• According to the Philippine Environment Monitor, a joint report of the World Bank and Department of Environment and Natural Resources (DENR), there are close to 5,000 premature deaths per year in Metro Manila due to diseases from exposure to polluted air. This accounts for 12% of all deaths in the metropolis, the highest in any urban area in the country.
• 98% of residents in Manila are affected by air pollution and 50% want to move to a less polluted place.
• 71% of Filipinos believe that air quality has worsened over the past year.
• According to the World Health Organization, 3 million people die each year from the effects of air pollution, three times more than the 1 million who die each year in automobile accidents.
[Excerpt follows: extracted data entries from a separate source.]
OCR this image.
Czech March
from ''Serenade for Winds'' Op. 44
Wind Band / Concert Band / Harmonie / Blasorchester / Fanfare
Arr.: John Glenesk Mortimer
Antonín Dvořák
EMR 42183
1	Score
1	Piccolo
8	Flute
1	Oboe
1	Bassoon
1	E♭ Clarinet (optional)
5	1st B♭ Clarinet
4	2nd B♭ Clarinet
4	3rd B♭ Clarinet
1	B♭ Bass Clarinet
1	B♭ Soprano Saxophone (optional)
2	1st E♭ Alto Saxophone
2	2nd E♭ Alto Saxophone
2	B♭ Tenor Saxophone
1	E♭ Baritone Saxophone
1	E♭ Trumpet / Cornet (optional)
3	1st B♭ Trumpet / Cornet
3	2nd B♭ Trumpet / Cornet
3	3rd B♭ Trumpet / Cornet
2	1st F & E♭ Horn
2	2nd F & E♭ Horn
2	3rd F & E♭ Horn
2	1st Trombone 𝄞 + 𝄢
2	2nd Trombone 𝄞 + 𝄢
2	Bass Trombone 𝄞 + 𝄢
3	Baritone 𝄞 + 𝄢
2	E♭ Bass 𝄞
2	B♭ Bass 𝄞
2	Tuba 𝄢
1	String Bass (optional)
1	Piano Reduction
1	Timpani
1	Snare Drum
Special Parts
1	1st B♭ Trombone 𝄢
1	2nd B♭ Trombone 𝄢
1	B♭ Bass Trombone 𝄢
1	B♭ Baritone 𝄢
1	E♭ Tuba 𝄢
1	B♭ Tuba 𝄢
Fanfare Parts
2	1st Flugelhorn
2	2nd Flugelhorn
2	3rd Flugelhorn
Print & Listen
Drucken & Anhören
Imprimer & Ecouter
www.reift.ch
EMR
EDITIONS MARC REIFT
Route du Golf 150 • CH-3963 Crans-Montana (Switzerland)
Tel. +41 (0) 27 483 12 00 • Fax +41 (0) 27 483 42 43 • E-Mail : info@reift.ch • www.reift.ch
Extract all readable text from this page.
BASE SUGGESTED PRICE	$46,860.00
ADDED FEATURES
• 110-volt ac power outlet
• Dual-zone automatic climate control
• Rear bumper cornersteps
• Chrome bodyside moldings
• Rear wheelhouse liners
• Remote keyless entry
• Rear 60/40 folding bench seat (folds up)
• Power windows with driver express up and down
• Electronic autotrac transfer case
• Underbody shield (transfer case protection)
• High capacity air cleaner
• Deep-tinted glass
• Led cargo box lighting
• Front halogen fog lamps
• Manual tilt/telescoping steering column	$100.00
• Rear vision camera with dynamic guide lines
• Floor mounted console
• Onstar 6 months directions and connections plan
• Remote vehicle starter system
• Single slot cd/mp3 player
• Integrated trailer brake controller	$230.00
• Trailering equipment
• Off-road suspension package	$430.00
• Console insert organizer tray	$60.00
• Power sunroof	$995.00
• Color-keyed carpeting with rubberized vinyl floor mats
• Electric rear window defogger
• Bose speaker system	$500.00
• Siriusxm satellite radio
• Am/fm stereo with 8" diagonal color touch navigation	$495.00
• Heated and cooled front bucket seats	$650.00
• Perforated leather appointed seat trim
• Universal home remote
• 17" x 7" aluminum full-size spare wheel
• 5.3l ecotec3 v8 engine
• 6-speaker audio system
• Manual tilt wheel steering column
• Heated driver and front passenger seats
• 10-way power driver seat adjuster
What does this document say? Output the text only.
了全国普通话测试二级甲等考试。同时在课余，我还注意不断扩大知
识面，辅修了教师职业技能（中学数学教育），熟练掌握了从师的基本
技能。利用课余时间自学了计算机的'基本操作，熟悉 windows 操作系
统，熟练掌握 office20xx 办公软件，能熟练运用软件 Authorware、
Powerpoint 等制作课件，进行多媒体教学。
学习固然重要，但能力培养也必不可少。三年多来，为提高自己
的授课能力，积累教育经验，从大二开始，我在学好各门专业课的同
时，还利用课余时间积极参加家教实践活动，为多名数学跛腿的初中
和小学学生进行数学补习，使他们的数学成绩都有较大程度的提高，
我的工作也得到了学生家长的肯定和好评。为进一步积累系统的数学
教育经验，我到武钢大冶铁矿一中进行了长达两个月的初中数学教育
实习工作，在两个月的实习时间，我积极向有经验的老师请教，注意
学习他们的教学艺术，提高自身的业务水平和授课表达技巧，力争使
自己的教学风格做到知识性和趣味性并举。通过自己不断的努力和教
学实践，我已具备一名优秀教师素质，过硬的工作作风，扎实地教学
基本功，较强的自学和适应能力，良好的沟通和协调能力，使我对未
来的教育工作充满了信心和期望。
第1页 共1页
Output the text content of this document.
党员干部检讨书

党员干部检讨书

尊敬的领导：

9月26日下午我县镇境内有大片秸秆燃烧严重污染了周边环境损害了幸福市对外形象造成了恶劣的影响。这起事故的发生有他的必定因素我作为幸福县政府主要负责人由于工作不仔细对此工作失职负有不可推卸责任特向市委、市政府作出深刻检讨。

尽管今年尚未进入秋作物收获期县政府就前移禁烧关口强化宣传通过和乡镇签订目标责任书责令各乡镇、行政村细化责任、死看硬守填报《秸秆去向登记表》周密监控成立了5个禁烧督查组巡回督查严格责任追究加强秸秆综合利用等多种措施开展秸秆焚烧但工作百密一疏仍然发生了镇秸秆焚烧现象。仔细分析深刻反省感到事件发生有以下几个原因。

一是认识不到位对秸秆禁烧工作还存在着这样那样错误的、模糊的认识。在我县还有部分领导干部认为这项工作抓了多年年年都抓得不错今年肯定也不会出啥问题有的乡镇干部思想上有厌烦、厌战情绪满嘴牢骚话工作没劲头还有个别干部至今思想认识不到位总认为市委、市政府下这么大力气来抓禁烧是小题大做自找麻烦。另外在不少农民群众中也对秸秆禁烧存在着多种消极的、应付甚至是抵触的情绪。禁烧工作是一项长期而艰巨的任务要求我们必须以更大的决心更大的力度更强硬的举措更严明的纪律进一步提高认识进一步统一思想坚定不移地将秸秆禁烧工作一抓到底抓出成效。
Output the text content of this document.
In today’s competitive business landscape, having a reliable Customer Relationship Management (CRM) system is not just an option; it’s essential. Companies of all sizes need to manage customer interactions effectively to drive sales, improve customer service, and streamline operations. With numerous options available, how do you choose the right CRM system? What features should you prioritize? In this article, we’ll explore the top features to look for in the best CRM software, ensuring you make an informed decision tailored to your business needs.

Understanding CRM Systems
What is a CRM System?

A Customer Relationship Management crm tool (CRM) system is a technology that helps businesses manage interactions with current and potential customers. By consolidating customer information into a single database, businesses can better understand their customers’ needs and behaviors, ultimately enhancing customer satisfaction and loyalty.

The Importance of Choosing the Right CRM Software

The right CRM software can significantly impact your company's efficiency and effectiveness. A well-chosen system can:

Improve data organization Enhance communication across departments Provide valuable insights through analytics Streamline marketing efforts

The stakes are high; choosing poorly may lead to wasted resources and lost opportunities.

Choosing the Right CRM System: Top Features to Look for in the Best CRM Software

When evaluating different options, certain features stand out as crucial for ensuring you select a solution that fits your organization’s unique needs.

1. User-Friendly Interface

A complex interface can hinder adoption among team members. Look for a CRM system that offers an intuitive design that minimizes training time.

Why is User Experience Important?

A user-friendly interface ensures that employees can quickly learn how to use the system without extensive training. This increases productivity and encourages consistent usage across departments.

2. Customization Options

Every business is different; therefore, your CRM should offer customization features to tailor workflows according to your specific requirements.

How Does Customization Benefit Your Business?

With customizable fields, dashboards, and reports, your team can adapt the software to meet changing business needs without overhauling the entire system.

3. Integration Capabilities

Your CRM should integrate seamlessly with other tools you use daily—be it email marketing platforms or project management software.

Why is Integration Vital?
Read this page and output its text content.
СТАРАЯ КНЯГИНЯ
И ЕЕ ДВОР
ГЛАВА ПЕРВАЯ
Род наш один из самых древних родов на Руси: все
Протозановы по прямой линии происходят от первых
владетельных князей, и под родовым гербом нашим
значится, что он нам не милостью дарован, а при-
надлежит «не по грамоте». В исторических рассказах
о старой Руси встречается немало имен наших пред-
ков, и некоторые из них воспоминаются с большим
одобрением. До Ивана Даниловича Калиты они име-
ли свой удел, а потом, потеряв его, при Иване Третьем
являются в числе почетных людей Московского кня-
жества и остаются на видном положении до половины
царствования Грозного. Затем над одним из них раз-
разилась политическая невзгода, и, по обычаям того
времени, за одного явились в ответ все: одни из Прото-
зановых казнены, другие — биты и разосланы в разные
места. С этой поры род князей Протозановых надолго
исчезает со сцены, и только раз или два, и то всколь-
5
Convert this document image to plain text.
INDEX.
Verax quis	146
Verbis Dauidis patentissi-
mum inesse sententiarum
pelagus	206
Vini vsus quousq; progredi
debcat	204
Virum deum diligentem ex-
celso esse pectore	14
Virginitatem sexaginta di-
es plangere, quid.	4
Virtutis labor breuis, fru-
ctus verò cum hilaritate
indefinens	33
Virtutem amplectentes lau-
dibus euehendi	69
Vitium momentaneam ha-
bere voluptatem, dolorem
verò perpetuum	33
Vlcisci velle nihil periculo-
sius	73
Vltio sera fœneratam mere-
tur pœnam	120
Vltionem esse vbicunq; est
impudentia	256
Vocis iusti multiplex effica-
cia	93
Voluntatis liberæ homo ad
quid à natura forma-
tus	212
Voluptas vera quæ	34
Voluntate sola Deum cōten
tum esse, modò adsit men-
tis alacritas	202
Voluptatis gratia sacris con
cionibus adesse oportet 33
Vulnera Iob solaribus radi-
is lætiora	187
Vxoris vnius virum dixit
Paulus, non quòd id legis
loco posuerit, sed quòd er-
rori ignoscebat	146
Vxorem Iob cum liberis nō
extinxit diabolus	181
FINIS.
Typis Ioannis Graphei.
• A study by the European Commission calculated that air pollution is responsible for 310,000 premature deaths per year and reduces life expectancy by an average of almost nine months across the European Union.
• According to the same study, every European on average takes half a day off a year due to illnesses linked to air pollution - costing the economy more than 80 billion euros.
• In the United States, about 4 percent of deaths can be attributed to air pollution, equaling deaths from breast cancer and prostate cancer combined.
• A study in Europe by APHEIS (Air Pollution and Health: A European Information System) found that even very small cuts in pollution can benefit health.
The effects of air pollution on children are even worse:
• Children spend more time outdoors and are more active outdoors than adults. For their body size, children breathe faster and inhale several times more air – polluted air - than adults.
• Studies in California found that children living near freeways were more likely to have reduced lung function and develop asthma and bronchitis symptoms.
• A study in New York found that mothers who were exposed to higher levels of air pollution during pregnancy had children with lower IQs.